Este método utiliza cebadores que son específicos solo para el ADN transformado con bisulfito o solo para el ADN no transformado [19] . En consecuencia, solo las regiones que estaban metiladas se unen a los primeros cebadores y las que no estaban metiladas se unen a los segundos cebadores, lo que elimina la necesidad de secuenciar las regiones después de la amplificación.

El ADN amplificado en MSP se puede analizar más a fondo mediante varios otros métodos. El método MethyLight utiliza MSP en tiempo real basado en fluorescencia] [20] . Mc-MSP utiliza análisis de curvas de fusión [21] . El método de fusión altamente sensible utiliza ambos y, por lo tanto, es lo suficientemente sensible como para detectar niveles bajos de metilación [22] .

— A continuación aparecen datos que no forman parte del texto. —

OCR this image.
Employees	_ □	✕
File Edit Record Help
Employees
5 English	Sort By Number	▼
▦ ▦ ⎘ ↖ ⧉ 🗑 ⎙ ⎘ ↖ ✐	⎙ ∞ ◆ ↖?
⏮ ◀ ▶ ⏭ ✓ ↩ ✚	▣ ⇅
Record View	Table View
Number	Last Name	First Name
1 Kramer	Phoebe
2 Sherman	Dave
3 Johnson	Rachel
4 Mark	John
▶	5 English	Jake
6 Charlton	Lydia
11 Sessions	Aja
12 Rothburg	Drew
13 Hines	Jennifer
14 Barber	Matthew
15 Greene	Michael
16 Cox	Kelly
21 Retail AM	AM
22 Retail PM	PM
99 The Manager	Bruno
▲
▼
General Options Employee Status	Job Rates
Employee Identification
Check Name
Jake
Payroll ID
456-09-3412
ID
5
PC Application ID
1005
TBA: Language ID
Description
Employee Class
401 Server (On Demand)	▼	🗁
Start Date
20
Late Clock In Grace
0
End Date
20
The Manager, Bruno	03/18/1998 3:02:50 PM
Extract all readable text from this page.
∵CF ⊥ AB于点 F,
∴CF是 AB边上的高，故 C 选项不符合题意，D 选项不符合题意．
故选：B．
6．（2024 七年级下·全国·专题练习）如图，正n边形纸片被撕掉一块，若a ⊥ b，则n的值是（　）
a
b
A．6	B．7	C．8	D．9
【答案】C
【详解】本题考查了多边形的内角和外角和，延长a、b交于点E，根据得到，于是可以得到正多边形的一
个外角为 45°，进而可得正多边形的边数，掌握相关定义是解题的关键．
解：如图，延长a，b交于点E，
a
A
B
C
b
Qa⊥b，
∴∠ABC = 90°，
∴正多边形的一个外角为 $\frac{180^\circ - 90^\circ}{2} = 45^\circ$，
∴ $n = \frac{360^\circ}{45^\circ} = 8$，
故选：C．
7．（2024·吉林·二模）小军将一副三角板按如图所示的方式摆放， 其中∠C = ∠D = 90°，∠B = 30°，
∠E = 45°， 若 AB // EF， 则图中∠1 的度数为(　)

Métodos basados ​​en microchips

El uso de micromatrices de ADN permite ampliar los métodos descritos anteriormente para el análisis de la metilación a nivel de todo el genoma [23] . Los oligonucleótidos de la micromatriz de ADN se hacen específicos para la metilación y corresponden a los sitios CpG de interés. Algunos son complementarios a la secuencia alterada por bisulfito (es decir, aquella en la que el sitio CpG no ha sido metilado), mientras que otros no lo son. Un ejemplo de dicho método es el ensayo de metilación de Illumina .

Restricciones de método

Los métodos de secuenciación con bisulfito tienen una serie de limitaciones. En los mamíferos , la modificación del ADN 5-hidroximetilcitosina está muy extendida. Cuando se trata con bisulfito, la 5-hidroximetilcitosina se convierte en citosina-5-metilsulfonato, que se identifica mediante secuenciación como C. Por lo tanto, la secuenciación con bisulfito no puede distinguir entre 5-hidroximetilcitosina y metilcitosina y, por lo tanto, no puede considerarse un método sensible sólo a la metilación del ADN. En 2012, se desarrolló un método de secuenciación con bisulfito para distinguir entre estas dos modificaciones [24] .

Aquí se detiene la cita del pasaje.